A few weeks ago I looked at WHO figures on DTP3 by country income group and size of the cohort of one year olds. The data show that the lower- and middle-income countries (LMICs) are home to the largest absolute numbers of unvaccinated children. However, WHO data relies mostly on administrative reports of unknown quality, sometimes reporting number of doses purchased or shipped instead of children actually vaccinated.
 

I’ve now looked at the gold standard source—Demographic and Health Surveys (DHS) data since 2004—to examine the situation of timely and complete vaccination for age in low-income countries (LICs) versus LMICs, adjusting for the size of each country’s population. These data are only representative of those 37 countries with a DHS and do not include the large LMIC like China and South Africa. See our spreadsheet here.

The share of children with timely and complete vaccination is much larger in LICs than in LMICs.

Income Group
Child’s age
12-23 months
24-35 months
36-47 months
48-59 months
Total
Low income

 

(20 countries; percent)

58.56
57.91
52.25
52.37
55.37
Lower and middle income

 

(17 countries; percent)

43.86
43.11
41.06
40.48
42.16

On the one hand, this is great news. The poorest countries—with the help of GAVI and its partners—are immunizing the majority of their children on time and with the full schedule of immunizations. These results also belie the assumption that a strong health system is a pre-requisite to deliver immunizations in a timely manner.

On the other hand, in the LMICs—where the largest numbers of children under five years old reside, vaccine-preventable disease burden is largest and health systems are relatively strong—on average, less than half of children are completely immunized according to age. There aren’t many upper middle-income DHS to examine, but the few that are available suggest that the situation is more similar to the LMICs than to the LICs!

Further, as I mentioned in my comment to the original blog, new vaccines such as rota and pneumo—and in some cases Hib—are not yet introduced in most LMICs.

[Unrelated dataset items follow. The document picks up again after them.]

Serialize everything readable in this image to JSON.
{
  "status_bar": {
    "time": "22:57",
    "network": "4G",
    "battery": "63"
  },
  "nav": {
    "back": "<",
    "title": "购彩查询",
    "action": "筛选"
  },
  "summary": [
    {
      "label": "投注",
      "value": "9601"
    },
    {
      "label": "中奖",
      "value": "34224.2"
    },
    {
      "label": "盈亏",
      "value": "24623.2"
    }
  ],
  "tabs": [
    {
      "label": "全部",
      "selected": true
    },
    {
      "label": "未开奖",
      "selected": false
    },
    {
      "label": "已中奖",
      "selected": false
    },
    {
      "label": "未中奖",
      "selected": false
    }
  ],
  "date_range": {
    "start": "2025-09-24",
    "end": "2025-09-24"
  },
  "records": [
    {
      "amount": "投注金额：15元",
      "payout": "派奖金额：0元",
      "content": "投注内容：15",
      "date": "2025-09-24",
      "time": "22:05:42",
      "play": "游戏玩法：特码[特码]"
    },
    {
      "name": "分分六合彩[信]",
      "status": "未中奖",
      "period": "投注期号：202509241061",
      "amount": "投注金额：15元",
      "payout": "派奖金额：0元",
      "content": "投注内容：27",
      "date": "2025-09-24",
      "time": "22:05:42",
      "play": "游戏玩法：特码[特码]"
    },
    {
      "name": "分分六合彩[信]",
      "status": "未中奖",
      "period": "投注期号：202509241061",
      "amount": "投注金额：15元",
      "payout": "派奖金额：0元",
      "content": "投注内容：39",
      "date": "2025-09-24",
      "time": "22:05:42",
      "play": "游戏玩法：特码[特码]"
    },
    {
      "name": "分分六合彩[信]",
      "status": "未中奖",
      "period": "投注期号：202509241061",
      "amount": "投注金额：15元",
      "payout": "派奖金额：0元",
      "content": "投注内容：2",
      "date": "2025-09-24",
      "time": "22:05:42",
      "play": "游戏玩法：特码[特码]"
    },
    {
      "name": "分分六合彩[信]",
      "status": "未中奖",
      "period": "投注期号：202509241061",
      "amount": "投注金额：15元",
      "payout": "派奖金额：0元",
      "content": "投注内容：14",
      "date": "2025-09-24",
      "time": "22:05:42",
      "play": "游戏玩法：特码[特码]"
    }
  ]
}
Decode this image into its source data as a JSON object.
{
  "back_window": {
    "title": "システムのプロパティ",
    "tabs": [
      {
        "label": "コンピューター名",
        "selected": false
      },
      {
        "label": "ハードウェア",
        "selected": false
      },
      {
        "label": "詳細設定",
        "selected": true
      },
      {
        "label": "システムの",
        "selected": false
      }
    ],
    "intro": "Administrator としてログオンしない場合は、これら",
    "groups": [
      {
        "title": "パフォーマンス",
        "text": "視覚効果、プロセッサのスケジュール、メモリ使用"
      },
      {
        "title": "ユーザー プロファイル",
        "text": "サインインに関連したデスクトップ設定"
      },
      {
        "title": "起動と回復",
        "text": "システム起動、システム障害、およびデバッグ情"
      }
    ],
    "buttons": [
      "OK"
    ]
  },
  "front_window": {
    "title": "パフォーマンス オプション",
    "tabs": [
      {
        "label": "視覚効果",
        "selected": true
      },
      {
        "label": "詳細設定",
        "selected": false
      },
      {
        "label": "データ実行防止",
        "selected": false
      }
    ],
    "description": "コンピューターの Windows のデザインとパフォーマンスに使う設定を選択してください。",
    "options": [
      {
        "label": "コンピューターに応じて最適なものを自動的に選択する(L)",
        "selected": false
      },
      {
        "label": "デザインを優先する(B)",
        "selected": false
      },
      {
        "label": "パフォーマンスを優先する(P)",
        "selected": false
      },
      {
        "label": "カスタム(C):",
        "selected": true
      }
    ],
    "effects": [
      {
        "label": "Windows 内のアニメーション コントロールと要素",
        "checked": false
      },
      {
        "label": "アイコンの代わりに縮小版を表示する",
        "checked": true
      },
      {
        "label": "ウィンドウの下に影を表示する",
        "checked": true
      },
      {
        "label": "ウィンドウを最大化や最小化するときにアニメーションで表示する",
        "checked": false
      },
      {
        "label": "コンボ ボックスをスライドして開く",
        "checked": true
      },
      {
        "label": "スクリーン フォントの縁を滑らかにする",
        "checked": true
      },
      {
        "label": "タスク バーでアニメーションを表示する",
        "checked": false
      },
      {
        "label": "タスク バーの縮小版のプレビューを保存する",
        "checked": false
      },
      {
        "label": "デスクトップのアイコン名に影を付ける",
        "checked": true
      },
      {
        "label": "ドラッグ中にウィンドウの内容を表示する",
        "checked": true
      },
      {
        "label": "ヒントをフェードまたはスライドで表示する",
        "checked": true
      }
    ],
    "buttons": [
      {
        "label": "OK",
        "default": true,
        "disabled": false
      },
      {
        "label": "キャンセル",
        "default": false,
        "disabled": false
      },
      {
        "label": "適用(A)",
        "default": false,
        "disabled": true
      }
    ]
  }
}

What to do? Blog readers and yours truly have a number of ideas:

  • LMIC governments’ own priority-setting processes need to be better understood, supported and developed. By priority-setting, I mean the process by which existing and new vaccines are considered and adopted for public funding and how population coverage decisions are taken. In most settings, this is a very ad hoc process.  (I’ll blog on this topic more in the coming months.)
  • Civil society watchdogging and/or community accountability needs to be improved. Colombia has an interesting initiative where they post vaccination coverage rates on the doors of schools, churches and community centers as a way to increase awareness of the need to vaccinate. Global efforts to rank and score countries on vaccination programs may also be useful to create reputational incentives.
  • The World Bank and regional development banks social and health policy lending could include conditionality and support for minimum vaccination coverage rates. Should the international community really invest in anything else until more than half of children are fully vaccinated? Can a government be expected to efficiently procure and oversee major infrastructure investments if they can’t vaccinate the majority of their young children? Some LMICs are still eligible for IDA—should a minimum vaccination rate be a condition for receipt of IDA funding (as it is for the MCC)?
  • Even if some GAVI-eligible LMICs failed to take advantage of the lower GAVI price, there may be appetite for regional pooled procurement of vaccines, modeled on PAHO’s Revolving Fund for vaccine purchases (without the lowest price clause). GAVI could play a role here as the organizer of an LMIC window—consolidating purchasing without providing funding, but regional organizations could be a viable alternative.

Thanks to Juan Ignacio Zoloa for research assistance.